The Gavel and Sounding Block which presided over the 1976 Convention of the IAM
The engraved Bronze Plaque shown in the photo may be read below


This gavel and sounding block which assisted president Floyd E. Smith in presiding over the 1976 convention during our bicentennial year was made from wood 10 years older than our nation.

This wood which traversed our country from west to east came from a myrtle tree which started life in 1766 near the town, of Myrtle Point, Oregon one hundred and fifty-six years later in 1922, the tree was felled by James P. Stinson, a logger and the father-in-law of long time union member W. J. (Bill) Boydstun, Book No. AJ-55966.

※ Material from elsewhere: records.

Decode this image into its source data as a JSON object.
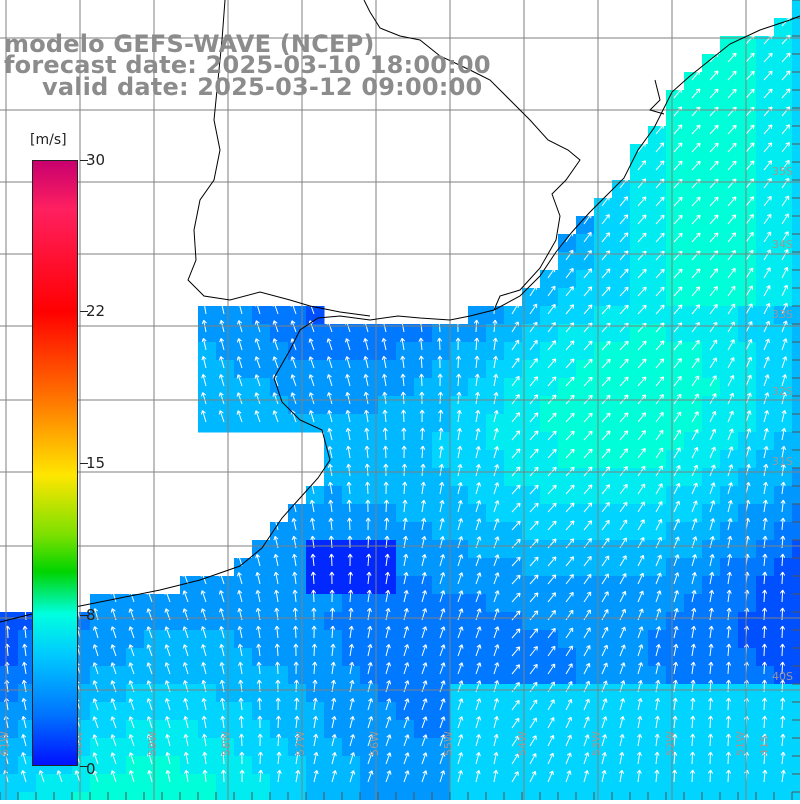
{
  "title": {
    "line1": "modelo GEFS-WAVE (NCEP)",
    "line2": "forecast date: 2025-03-10 18:00:00",
    "line3": "valid date: 2025-03-12 09:00:00"
  },
  "colorbar": {
    "unit": "[m/s]",
    "ticks": [
      "30",
      "22",
      "15",
      "8",
      "0"
    ],
    "tick_values": [
      30,
      22,
      15,
      8,
      0
    ],
    "min": 0,
    "max": 30
  },
  "lat_labels": [
    "35S",
    "34S",
    "33S",
    "32S",
    "31S",
    "40S"
  ],
  "lon_labels": [
    "61W",
    "60W",
    "59W",
    "58W",
    "57W",
    "56W",
    "55W",
    "54W",
    "53W",
    "52W",
    "51W",
    "41S"
  ],
  "colors": {
    "land": "#ffffff",
    "coast": "#000000",
    "grid": "#7f7f7f",
    "arrows": "#ffffff",
    "title": "#8c8c8c",
    "wind_low": "#0010ff",
    "wind_mid": "#00c8ff",
    "wind_high": "#00ffc0"
  },
  "field": {
    "description_legend": "wind speed magnitude with direction arrows",
    "dominant_direction": "north / north-east"
  }
}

Mr. Stinson made some furniture and other items from the tree. One of the items was a coffee table which Mr. Boydstun currently has in his home.

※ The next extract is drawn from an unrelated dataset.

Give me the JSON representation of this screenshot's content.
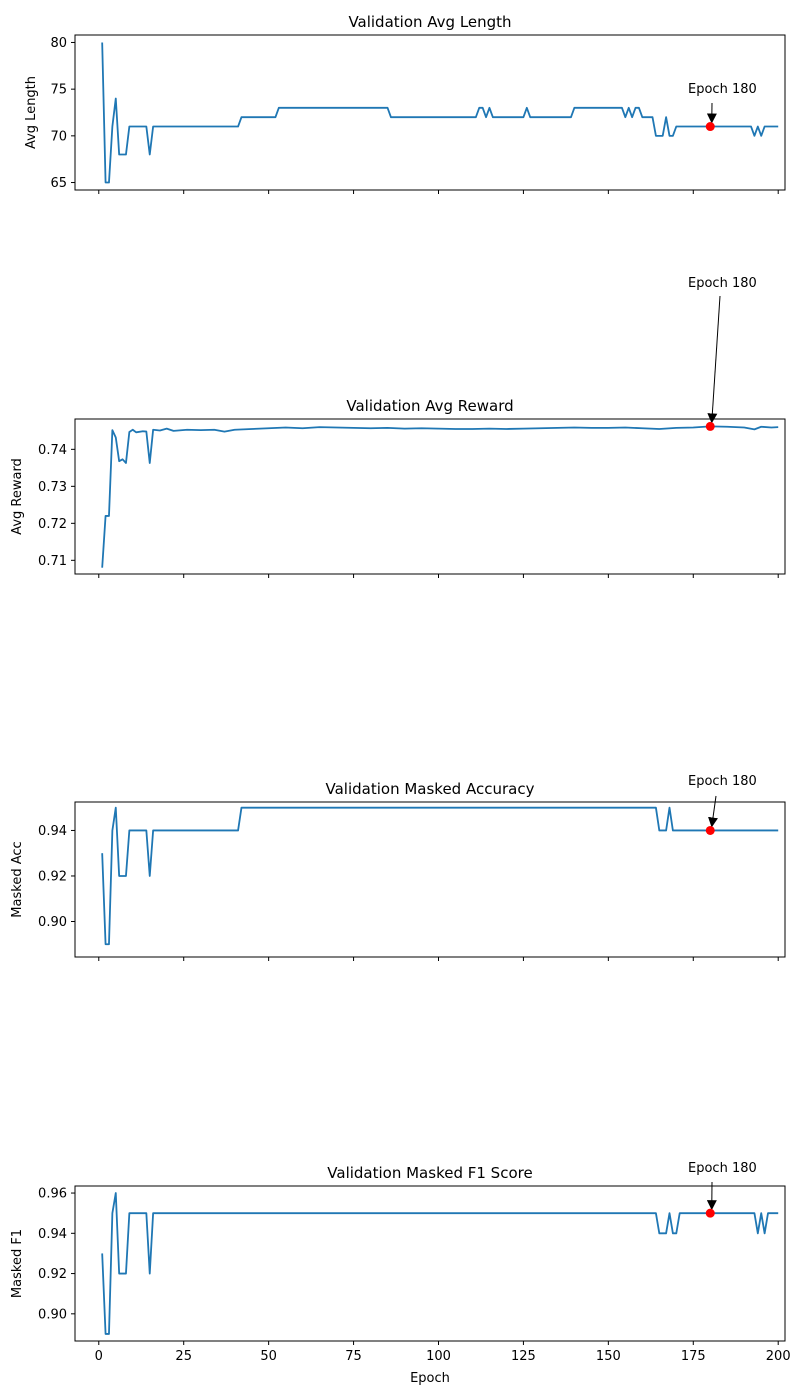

The last unused piece of the tree lay in a shed in Oregon for fifty years.

In 1972 Mr. Boydstun bought the piece to Florida and requested a former union member, E. Ray Smyth Book No-AD-53597 to make a gavel for the convention. Having enough wood available Mr. Smyth not only made the gavel but, also conceived and handcrafted the sounding block.

The gavel and sounding block are hereby presented to the International Association of Machinist and Aerospace Workers by Mr. Boydstun and Mr. Smyth on behalf of the of Florida State Council of Machinist, District Lodge 166 and local lodge 690, Cape Canaveral, Florida

Since 1976, at Ray's request, the gavel has presided over council meetings of  The City of Titusville, Florida and several meetings of the Brevard County State Legislative Delegation.

Actually, the sounding block was never finished. Ray had plans to install small symbols such as alligators and a small missile reflective of the State of Florida and then fill the cutout with clear resin. Ray also planned to put soil in the bottom of the cutout from each of the 67 counties in the State of Florida. In that regard, he had his state representative contact a state representative from each of the other 66 counties in Florida and they sent Ray a tablespoon of soil from each county. 30+ years later, Ray still has the soil in the containers as he received it.